Andy Gill had already revised that vision in the months before his death, after some artists chose tracks from different albums and periods. Every musician who committed to the project was given the freedom to create new versions of whichever Gang of Four songs they wanted to cover, with Andy overseeing some of the earlier productions but largely leaving artists to create their own interpretations.
This leaving "the artists to their own interpretations" means that we end up with two versions of 'Damaged Goods', 'I Love A Man In A Uniform', and 'Natural's Not It' and three versions of 'Not Great Men'. Yes they are all different but it feels like they could have had other songs rather than being repetitive with choices.
It is released on a number of different formats: Limited Edition 2CD packaged like a hardback book with a 12 page booklet of Artwork by Damien Hirst. Includes googly eye attachment on the front sleeve. A Standard one CD version. Dogluxe Limited Edition double vinyl pressed on Red Vinyl (Individually numbered - edition of 650). Standard black double vinyl with a gatefold sleeve. Pink Cassette version and also a Download version.
Let's have some music. The album opens with probably the strongest song, 'Damaged Goods' by IDLES
IDLES say: “IDLES does not exist without Gang of Four. ‘Damaged Goods’ still sounds new and exciting after the millionth listen. We jumped at the chance to just play it, let alone record it. It was an honour, a joy and a privilege”
Another song that featured on the debut 'Damaged Goods EP' also appears on the album, 'Love Like Anthrax' by Gary Numan & Ade Fenton, though I have to confess to barely recognising it!
A number of Digital Download Singles were released leading up to the album's release. Here's a few starting with 'Paralysed' by Warpaint.
'Where The Nightingale Sings (Redux)' by 3D x Gang Of Four featuring Nova Twins
Page Hamilton from Helmet says, “My old pal Henry Rollins reissued Entertainment! and Solid Gold back in the 90’s and asked me to do liner notes for Solid Gold. I don’t remember what I wrote but I know it was glowing, corny and fanboy. Their songs, feel, energy, inventiveness made an indelible imprint on my musical soul.

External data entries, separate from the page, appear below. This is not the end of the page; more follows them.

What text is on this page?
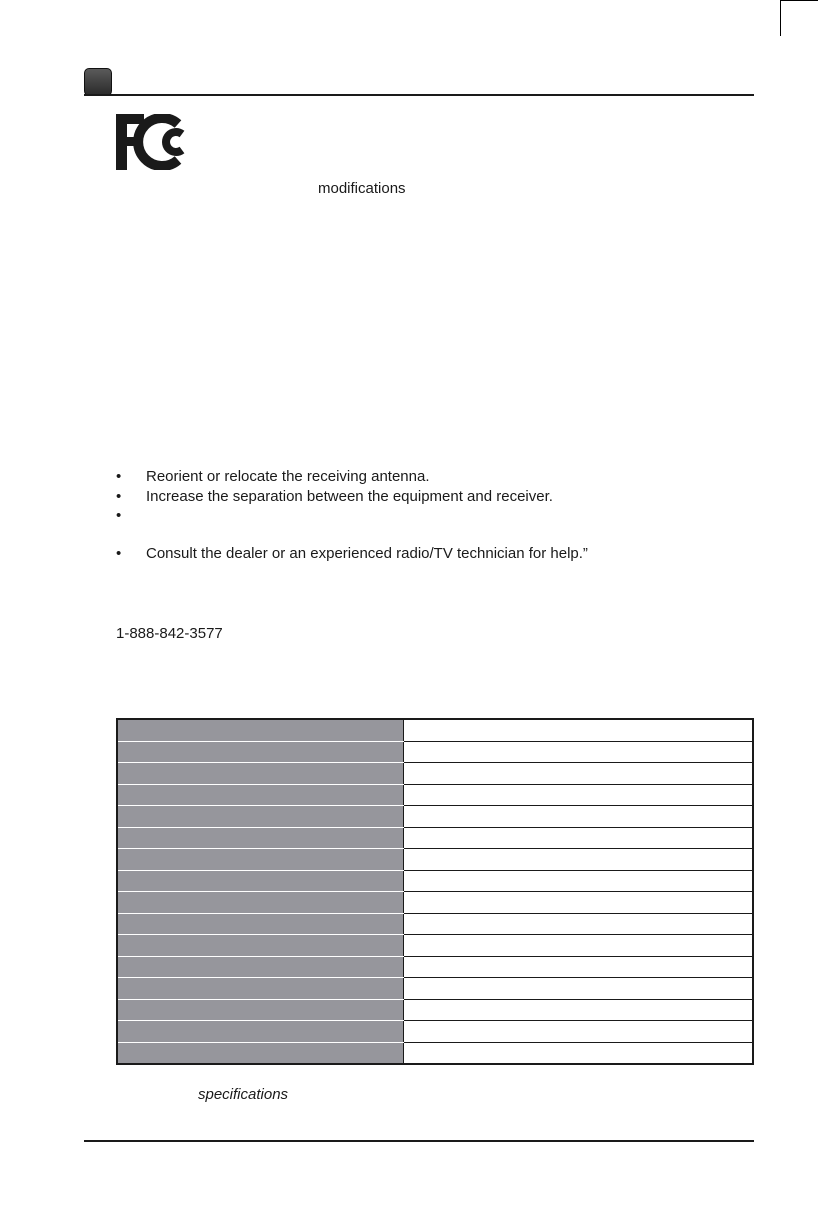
modifications
• Reorient or relocate the receiving antenna.
• Increase the separation between the equipment and receiver.
•
• Consult the dealer or an experienced radio/TV technician for help.”
1-888-842-3577

specifications
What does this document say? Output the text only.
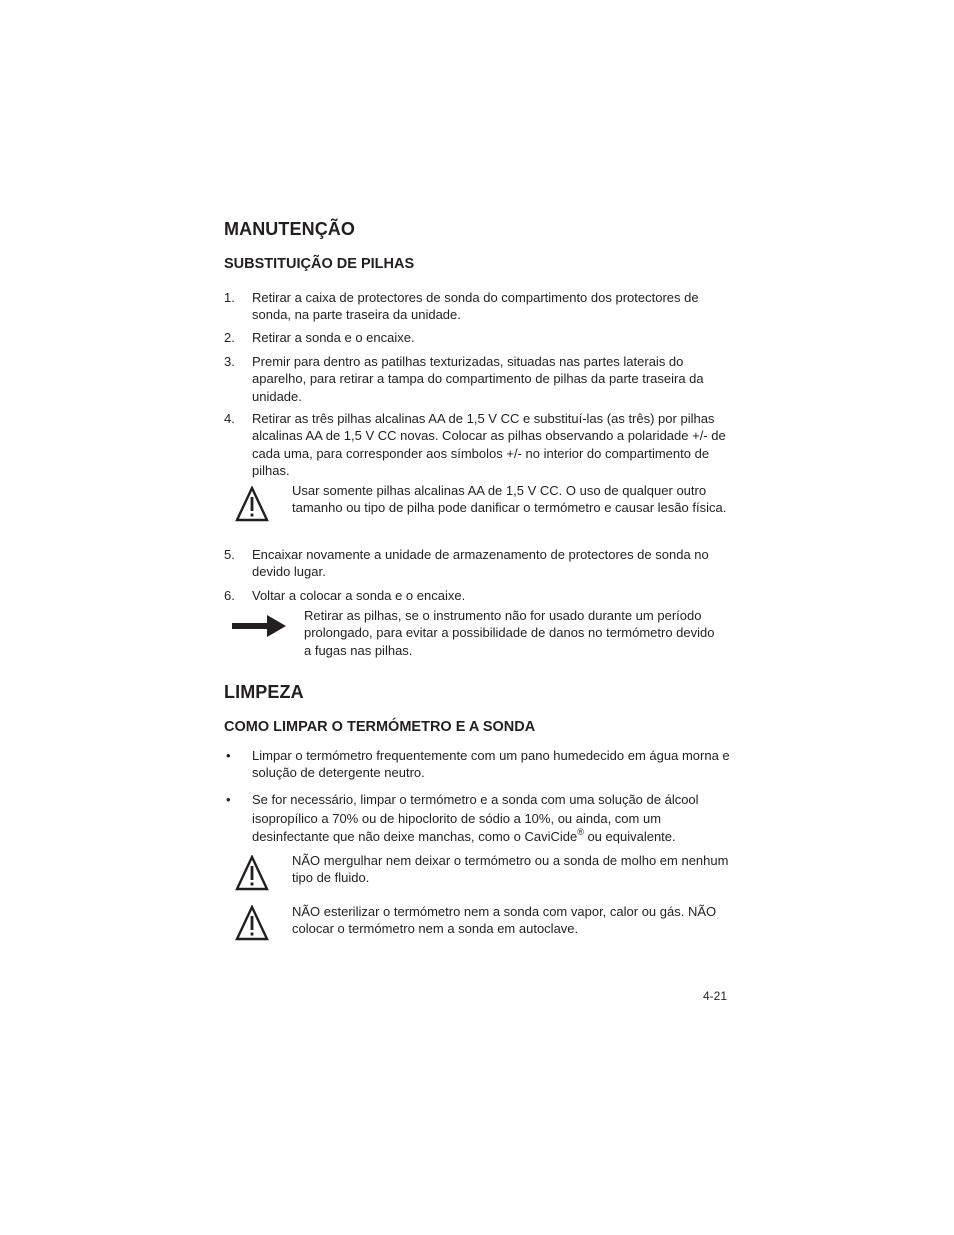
MANUTENÇÃO
SUBSTITUIÇÃO DE PILHAS
1.	Retirar a caixa de protectores de sonda do compartimento dos protectores de sonda, na parte traseira da unidade.
2.	Retirar a sonda e o encaixe.
3.	Premir para dentro as patilhas texturizadas, situadas nas partes laterais do aparelho, para retirar a tampa do compartimento de pilhas da parte traseira da unidade.
4.	Retirar as três pilhas alcalinas AA de 1,5 V CC e substituí-las (as três) por pilhas alcalinas AA de 1,5 V CC novas. Colocar as pilhas observando a polaridade +/- de cada uma, para corresponder aos símbolos +/- no interior do compartimento de pilhas.
Usar somente pilhas alcalinas AA de 1,5 V CC. O uso de qualquer outro tamanho ou tipo de pilha pode danificar o termómetro e causar lesão física.
5.	Encaixar novamente a unidade de armazenamento de protectores de sonda no devido lugar.
6.	Voltar a colocar a sonda e o encaixe.
Retirar as pilhas, se o instrumento não for usado durante um período prolongado, para evitar a possibilidade de danos no termómetro devido a fugas nas pilhas.
LIMPEZA
COMO LIMPAR O TERMÓMETRO E A SONDA
• Limpar o termómetro frequentemente com um pano humedecido em água morna e solução de detergente neutro.
• Se for necessário, limpar o termómetro e a sonda com uma solução de álcool isopropílico a 70% ou de hipoclorito de sódio a 10%, ou ainda, com um desinfectante que não deixe manchas, como o CaviCide® ou equivalente.
NÃO mergulhar nem deixar o termómetro ou a sonda de molho em nenhum tipo de fluido.
NÃO esterilizar o termómetro nem a sonda com vapor, calor ou gás. NÃO colocar o termómetro nem a sonda em autoclave.
4-21
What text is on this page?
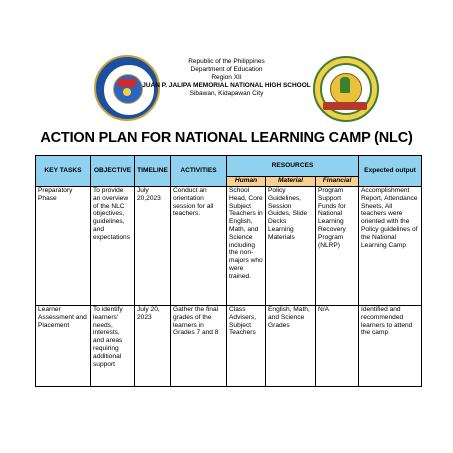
Republic of the Philippines
Department of Education
Region XII
JUAN P. JALIPA MEMORIAL NATIONAL HIGH SCHOOL
Sibawan, Kidapawan City
ACTION PLAN FOR NATIONAL LEARNING CAMP (NLC)
KEY TASKS	OBJECTIVE	TIMELINE	ACTIVITIES	RESOURCES			Expected output
				Human	Material	Financial	
Preparatory Phase	To provide an overview of the NLC objectives, guidelines, and expectations	July 20,2023	Conduct an orientation session for all teachers.	School Head, Core Subject Teachers in English, Math, and Science including the non-majors who were trained.	Policy Guidelines, Session Guides, Slide Decks Learning Materials	Program Support Funds for National Learning Recovery Program (NLRP)	Accomplishment Report, Attendance Sheets, All teachers were oriented with the Policy guidelines of the National Learning Camp
Learner Assessment and Placement	To identify learners' needs, interests, and areas requiring additional support	July 20, 2023	Gather the final grades of the learners in Grades 7 and 8	Class Advisers, Subject Teachers	English, Math, and Science Grades	N/A	Identified and recommended learners to attend the camp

All of our peers that formed bands in the late 80’s were influenced by Go4. I chose ‘In the Ditch’ for this tribute cause it’s a great song even though it was challenging (thank you to my band!). It feels improvised and random at times but holds together as a composition. The guitar part feels like spontaneous scratchy funk, the angular bass and drum groove grooves hard but sounds like there’s a spoke missing. The vocal is somehow beautiful but scary, urgent and dangerous. There’s no room for limp dick, mail-it-in, non-musical moments in any of these songs. How the hell did they put this together? We could only try to capture the intensity of the original. This band changed me. Thank you Andy, Dave, Hugo & Jon.”
'I Love A Man In A Uniform' by Herbert Grönemeyer featuring Alex Silva
'Natural’s Not In It' by Tom Morello & Serj Tankian
Tom Morello: “Andy Gill was one of a handful of artists in history who changed the way guitars are played. His band Gang of Four were just incendiary and completely groundbreaking with Andy’s confrontational, unnerving and sublime playing at the forefront. His jagged plague-disco raptor-attack industrial-funk deconstructed guitar anti-hero sonics and fierce poetic radical intellect were hugely influential to me.”